L’analyse qui mène à ces conclusions est sujette à plusieurs mises en garde. Premièrement, les agents de notre modèle sont prospectifs et comprennent la structure de l’économie, y compris la réponse systématique de la politique monétaire aux évolutions économiques. Par conséquent, le modèle n’inclut aucun des mécanismes que la littérature a identifiés comme des sources potentielles de dérive des anticipations d’inflation. Le potentiel d’une telle dérive pourrait modifier l’analyse coûts-avantages des approches alternatives de politique monétaire, comme l’illustre par exemple le présent document.

Deuxièmement, la courbe de Phillips peut être – ou peut être récemment devenue – plus raide que prévu dans le modèle. Cependant, nos calculs suggèrent qu’il faudrait qu’elle soit encore plus raide que celle estimée avec des données allant jusqu’en 1990 – une période au cours de laquelle le lien entre l’inflation et l’activité réelle était sans doute plus étroit que dans un passé plus récent – pour que des taux d’intérêt plus élevés une baisse importante de l’inflation.
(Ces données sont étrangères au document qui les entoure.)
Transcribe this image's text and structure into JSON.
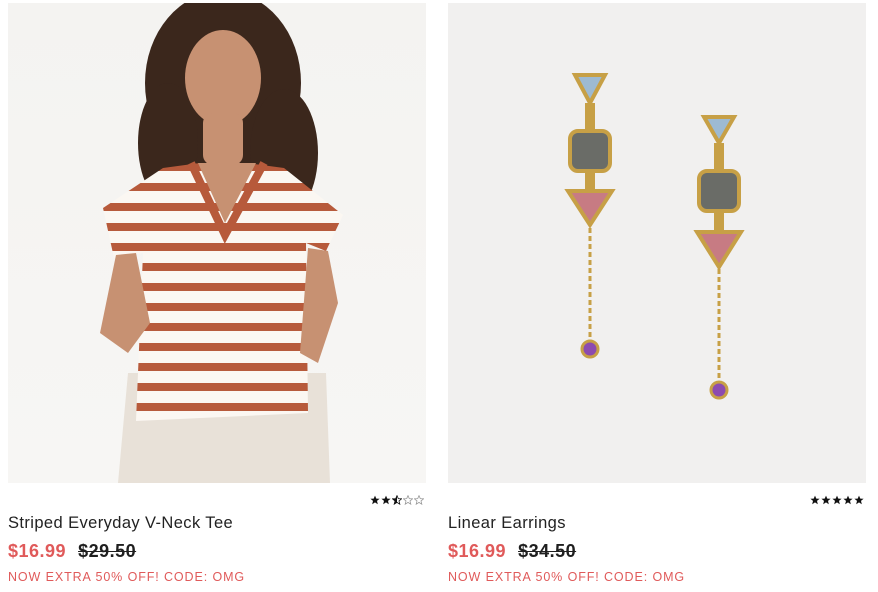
{
  "products": [
    {
      "name": "Striped Everyday V-Neck Tee",
      "image_alt": "Woman wearing a rust and white striped V-neck tee",
      "rating": 2.5,
      "rating_max": 5,
      "sale_price": "$16.99",
      "original_price": "$29.50",
      "promo": "NOW EXTRA 50% OFF! CODE: OMG"
    },
    {
      "name": "Linear Earrings",
      "image_alt": "Pair of gold linear drop earrings with blue, smoky, pink and purple stones",
      "rating": 5,
      "rating_max": 5,
      "sale_price": "$16.99",
      "original_price": "$34.50",
      "promo": "NOW EXTRA 50% OFF! CODE: OMG"
    }
  ],
  "colors": {
    "sale": "#e05a5a",
    "text": "#1f1f1f",
    "star": "#111111"
  }
}
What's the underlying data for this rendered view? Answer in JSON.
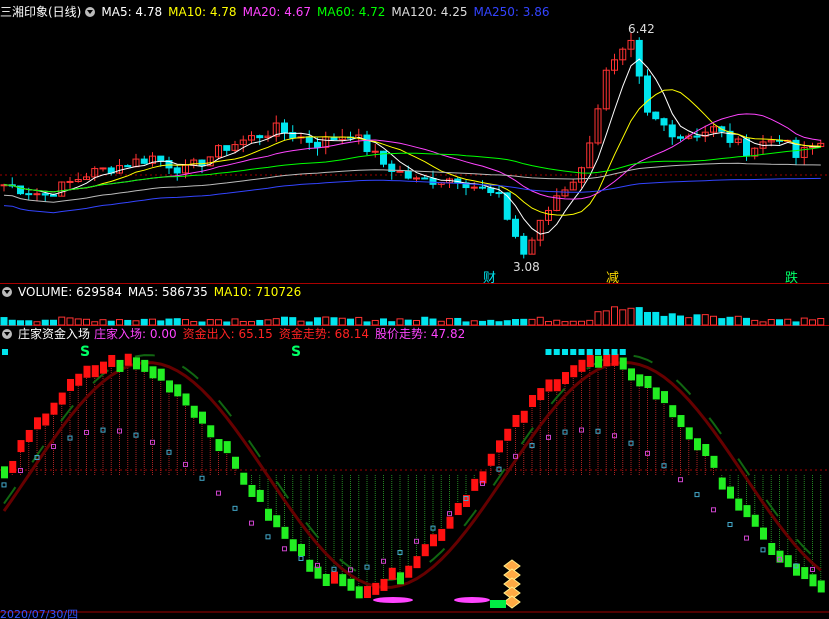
{
  "panels": {
    "price": {
      "title": "三湘印象(日线)",
      "ma": [
        {
          "label": "MA5: 4.78",
          "color": "#ffffff"
        },
        {
          "label": "MA10: 4.78",
          "color": "#ffff00"
        },
        {
          "label": "MA20: 4.67",
          "color": "#ff44ff"
        },
        {
          "label": "MA60: 4.72",
          "color": "#00ff00"
        },
        {
          "label": "MA120: 4.25",
          "color": "#dddddd"
        },
        {
          "label": "MA250: 3.86",
          "color": "#3344ff"
        }
      ],
      "high_label": "6.42",
      "low_label": "3.08",
      "markers": [
        "财",
        "减",
        "跌"
      ]
    },
    "volume": {
      "labels": [
        {
          "label": "VOLUME: 629584",
          "color": "#ffffff"
        },
        {
          "label": "MA5: 586735",
          "color": "#ffffff"
        },
        {
          "label": "MA10: 710726",
          "color": "#ffff00"
        }
      ]
    },
    "indicator": {
      "title": "庄家资金入场",
      "labels": [
        {
          "label": "庄家入场: 0.00",
          "color": "#ff44ff"
        },
        {
          "label": "资金出入: 65.15",
          "color": "#ff2222"
        },
        {
          "label": "资金走势: 68.14",
          "color": "#ff2222"
        },
        {
          "label": "股价走势: 47.82",
          "color": "#ff44ff"
        }
      ],
      "s_marks": [
        "S",
        "S"
      ]
    },
    "date_label": "2020/07/30/四"
  },
  "colors": {
    "up": "#ff3333",
    "down": "#00e5ee",
    "grid": "#a00000"
  },
  "chart_data": {
    "type": "candlestick",
    "title": "三湘印象(日线)",
    "price_max": 6.42,
    "price_min": 3.08,
    "indicator_values": {
      "庄家入场": 0.0,
      "资金出入": 65.15,
      "资金走势": 68.14,
      "股价走势": 47.82
    },
    "volume": {
      "VOLUME": 629584,
      "MA5": 586735,
      "MA10": 710726
    }
  }
}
Plus généralement, le fait qu’une courbe de Phillips plate soit une raison pour laquelle la politique monétaire est moins agressive dans la stabilisation de l’inflation, toutes choses égales par ailleurs, n’est pas sans rappeler les travaux de Primiceri et Sargent, Williams et Zha sur les causes de la Grande Inflation des années 1970. Dans leurs modèles, les décideurs politiques ne comprennent pas pleinement la structure de l’économie et doivent l’apprendre au fur et à mesure qu’ils mènent leurs politiques. En particulier, ils croient (à tort) que la courbe de Phillips est plate. En conséquence, ils optent pour une politique moins restrictive, alimentant ainsi la spirale haussière de l’inflation. Une différence importante entre notre croyance actuelle selon laquelle la courbe de Phillips est plate et celle des décideurs à la fin des années 1960 et au début des années 1970 est qu’ils n’étaient pas encore pleinement conscients de l’importance des anticipations dans la dynamique de l’inflation. En revanche, les modèles utilisés aujourd’hui pour déduire la pente de la courbe de Phillips, y compris le nôtre, intègrent tous cette leçon importante de l’expérience des années 1970, même si nous n’avons aucune garantie qu’ils le fassent correctement.

Marco Del Nègre

Marco Del Negro est vice-président du groupe Recherche et statistiques de la Banque.

Aidan Gleich

Aidan Gleich est analyste de recherche principal au sein du Groupe de la recherche et des statistiques de la Banque.

Chlok Goyal

Shlok Goyal est analyste principal de recherche au sein du Groupe de la recherche et des statistiques de la Banque.

Alissa Johnson

Alissa Johnson est analyste de recherche principale au sein du Groupe de la recherche et des statistiques de la Banque.

Andréa Tambalotti

Andrea Tambalotti est vice-présidente du groupe Recherche et statistiques de la Banque.


Avertissement
Les opinions exprimées dans cet article sont celles des auteurs et ne reflètent pas nécessairement la position de la Federal Reserve Bank de New York ou du Federal Reserve System. Toute erreur ou omission est de la responsabilité des auteurs.